# N scale modular layout questions



## jargonlet (Dec 21, 2011)

I would like to build a new layout, something bigger than my 3’x5’ N scale but currently do not have the room for a large layout. However I could probably store a modular and set it up to run every so often. I really like the Pennsylvania Railroad and it would be awesome to have a four track mainline like the Pennsy did but that would take a lot of room. So I have been scheming on a modular build.

With that being said, I have been throwing around some ideas for the past few weeks and wanted to get some opinions on them. I was thinking about making a modular layout in 2’x4’ or 3’x4’ sections. All of the N scale modular layouts I have seen have used Kato track. Not that there’s anything wrong with Kato track, I prefer code 55. I have seen some of the HO layouts use standard track. Can an N scale modular layout be done with code 55 or is that why they use the Unitrack? 

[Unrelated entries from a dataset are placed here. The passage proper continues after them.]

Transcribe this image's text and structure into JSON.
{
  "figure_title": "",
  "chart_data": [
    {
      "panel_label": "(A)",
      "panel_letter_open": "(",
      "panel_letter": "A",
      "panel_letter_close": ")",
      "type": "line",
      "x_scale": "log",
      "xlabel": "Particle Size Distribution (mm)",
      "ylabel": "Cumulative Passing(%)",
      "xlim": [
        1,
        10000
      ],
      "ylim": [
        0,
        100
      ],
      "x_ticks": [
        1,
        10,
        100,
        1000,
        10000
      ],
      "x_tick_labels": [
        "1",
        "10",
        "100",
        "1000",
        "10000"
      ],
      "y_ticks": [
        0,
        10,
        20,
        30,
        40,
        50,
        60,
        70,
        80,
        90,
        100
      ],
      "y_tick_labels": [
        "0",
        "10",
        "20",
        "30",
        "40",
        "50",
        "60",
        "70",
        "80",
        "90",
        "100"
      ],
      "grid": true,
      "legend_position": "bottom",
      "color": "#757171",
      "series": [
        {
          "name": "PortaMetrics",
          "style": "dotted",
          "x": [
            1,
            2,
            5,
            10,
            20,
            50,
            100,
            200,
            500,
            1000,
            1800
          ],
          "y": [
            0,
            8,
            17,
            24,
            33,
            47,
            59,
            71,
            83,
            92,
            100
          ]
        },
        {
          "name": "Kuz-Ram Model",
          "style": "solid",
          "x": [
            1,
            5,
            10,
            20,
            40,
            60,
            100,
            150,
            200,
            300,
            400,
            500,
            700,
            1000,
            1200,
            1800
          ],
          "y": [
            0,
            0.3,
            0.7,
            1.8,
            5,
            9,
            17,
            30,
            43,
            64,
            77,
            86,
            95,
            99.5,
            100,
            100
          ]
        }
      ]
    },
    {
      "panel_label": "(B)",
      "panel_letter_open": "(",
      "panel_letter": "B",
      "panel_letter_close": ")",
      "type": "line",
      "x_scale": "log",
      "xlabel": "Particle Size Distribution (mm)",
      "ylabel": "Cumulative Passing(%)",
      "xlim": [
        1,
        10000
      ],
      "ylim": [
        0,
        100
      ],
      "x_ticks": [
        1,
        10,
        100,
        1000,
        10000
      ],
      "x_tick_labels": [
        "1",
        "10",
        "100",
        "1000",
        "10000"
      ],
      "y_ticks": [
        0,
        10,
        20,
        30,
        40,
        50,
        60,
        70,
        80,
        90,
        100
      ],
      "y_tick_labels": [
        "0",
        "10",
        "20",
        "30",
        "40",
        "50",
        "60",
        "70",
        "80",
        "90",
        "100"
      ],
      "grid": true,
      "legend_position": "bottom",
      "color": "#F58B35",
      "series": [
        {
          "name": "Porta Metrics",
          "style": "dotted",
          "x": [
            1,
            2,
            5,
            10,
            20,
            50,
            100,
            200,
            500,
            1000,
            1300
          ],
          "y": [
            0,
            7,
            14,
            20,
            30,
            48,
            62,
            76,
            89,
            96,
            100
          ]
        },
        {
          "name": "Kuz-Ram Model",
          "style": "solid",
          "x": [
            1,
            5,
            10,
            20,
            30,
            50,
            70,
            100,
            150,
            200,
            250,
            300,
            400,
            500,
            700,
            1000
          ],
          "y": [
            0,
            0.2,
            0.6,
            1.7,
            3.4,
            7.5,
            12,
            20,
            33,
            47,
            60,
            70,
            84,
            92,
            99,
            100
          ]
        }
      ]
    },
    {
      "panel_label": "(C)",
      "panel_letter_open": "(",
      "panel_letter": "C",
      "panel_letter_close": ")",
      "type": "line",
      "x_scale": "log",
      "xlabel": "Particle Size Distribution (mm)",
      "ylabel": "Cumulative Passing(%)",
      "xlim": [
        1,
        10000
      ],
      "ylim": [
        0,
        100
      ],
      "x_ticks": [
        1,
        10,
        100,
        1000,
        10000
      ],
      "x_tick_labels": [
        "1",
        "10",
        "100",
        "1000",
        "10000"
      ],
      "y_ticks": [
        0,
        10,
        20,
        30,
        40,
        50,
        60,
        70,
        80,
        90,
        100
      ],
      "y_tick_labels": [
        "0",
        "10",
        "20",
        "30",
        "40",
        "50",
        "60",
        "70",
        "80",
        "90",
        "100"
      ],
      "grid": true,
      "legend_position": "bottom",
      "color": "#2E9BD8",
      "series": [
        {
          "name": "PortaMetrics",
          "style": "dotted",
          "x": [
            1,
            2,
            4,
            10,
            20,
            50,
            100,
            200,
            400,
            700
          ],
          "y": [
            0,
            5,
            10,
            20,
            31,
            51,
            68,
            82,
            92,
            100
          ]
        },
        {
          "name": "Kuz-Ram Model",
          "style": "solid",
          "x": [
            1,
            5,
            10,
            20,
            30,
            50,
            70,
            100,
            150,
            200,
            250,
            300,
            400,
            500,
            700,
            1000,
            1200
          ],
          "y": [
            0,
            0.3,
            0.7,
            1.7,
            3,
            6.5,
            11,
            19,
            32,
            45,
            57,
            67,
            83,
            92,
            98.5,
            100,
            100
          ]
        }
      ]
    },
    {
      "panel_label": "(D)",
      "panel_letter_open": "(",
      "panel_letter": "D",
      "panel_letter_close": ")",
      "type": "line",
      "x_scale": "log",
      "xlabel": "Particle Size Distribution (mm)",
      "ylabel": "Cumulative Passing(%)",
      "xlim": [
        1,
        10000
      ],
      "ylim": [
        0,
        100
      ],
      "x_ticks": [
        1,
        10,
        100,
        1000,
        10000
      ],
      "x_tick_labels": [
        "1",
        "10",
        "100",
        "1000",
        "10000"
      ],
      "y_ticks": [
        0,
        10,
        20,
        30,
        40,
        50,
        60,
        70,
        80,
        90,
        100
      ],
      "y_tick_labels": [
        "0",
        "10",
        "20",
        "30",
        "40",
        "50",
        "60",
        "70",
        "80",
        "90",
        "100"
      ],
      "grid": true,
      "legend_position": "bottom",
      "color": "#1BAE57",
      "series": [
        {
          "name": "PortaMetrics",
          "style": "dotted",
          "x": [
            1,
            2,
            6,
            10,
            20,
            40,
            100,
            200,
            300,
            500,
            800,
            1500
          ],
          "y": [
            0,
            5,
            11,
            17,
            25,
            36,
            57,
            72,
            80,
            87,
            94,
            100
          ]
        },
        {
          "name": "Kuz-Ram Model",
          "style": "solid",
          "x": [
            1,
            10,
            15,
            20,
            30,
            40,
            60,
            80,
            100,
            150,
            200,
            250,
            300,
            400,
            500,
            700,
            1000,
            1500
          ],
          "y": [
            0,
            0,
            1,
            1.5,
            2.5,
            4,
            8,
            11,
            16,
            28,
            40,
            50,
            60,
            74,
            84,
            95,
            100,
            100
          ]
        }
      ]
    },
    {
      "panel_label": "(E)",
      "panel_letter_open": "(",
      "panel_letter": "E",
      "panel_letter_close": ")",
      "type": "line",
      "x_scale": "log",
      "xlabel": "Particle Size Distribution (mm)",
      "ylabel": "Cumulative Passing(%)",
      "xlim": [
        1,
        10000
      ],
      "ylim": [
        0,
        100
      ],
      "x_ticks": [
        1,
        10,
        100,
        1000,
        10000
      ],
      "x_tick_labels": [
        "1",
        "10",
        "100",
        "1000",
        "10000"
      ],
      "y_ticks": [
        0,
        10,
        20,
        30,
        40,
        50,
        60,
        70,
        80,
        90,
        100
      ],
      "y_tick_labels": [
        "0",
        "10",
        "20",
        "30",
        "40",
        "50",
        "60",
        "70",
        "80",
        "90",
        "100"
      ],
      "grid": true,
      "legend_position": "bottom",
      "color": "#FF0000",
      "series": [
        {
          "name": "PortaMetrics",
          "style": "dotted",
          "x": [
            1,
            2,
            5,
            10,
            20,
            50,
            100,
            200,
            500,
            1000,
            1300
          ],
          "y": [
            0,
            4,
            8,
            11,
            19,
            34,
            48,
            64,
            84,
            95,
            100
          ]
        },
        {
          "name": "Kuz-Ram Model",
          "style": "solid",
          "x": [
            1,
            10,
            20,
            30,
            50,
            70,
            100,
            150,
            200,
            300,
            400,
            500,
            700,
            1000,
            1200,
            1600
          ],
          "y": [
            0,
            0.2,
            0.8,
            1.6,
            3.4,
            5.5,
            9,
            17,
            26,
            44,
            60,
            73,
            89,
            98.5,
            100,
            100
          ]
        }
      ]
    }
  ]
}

I was thinking about making the modules 2’x4’ or 3’x4’ sections and doing one of two designs: Option A.) Having what looks to be a four track mainline but in reality it’s just two loops side by side. Option B.) Having four mainlines and have them make a large loop around the layout with the back of the loop hidden by a backdrop or possibly a scene on the backside.


----------



## michelle (May 12, 2013)

I am also doing modules, but for philly area mostly. I use 2'x4' modules but only got three main lines. I use Peco code 80 track but don't see why 55 would not work. I am still working on my first so have nothing to connect yet. I wanted more scenery then track on mine but I could have fit the 4th main line if I cut out some of the scenery. Take a look at mine for ideas and stuff.


----------



## dave1905 (Jul 7, 2013)

Modular layouts tend to be built to common standards. The most common is N trak. Look at their website to find the standards for their modules and then build to their standards and you will have a module that can fit in hundreds of other modular displays.


----------



## jargonlet (Dec 21, 2011)

I have looked at N trak and T trak. I will probably use some parts of those such as the bench work. However I would like to model or attempt to model the Pennsylvania RR in the area where they had a four track mainline. I want the modules to be either four track mainline or a two track loop that gives the illusion that there are four mainlines.


----------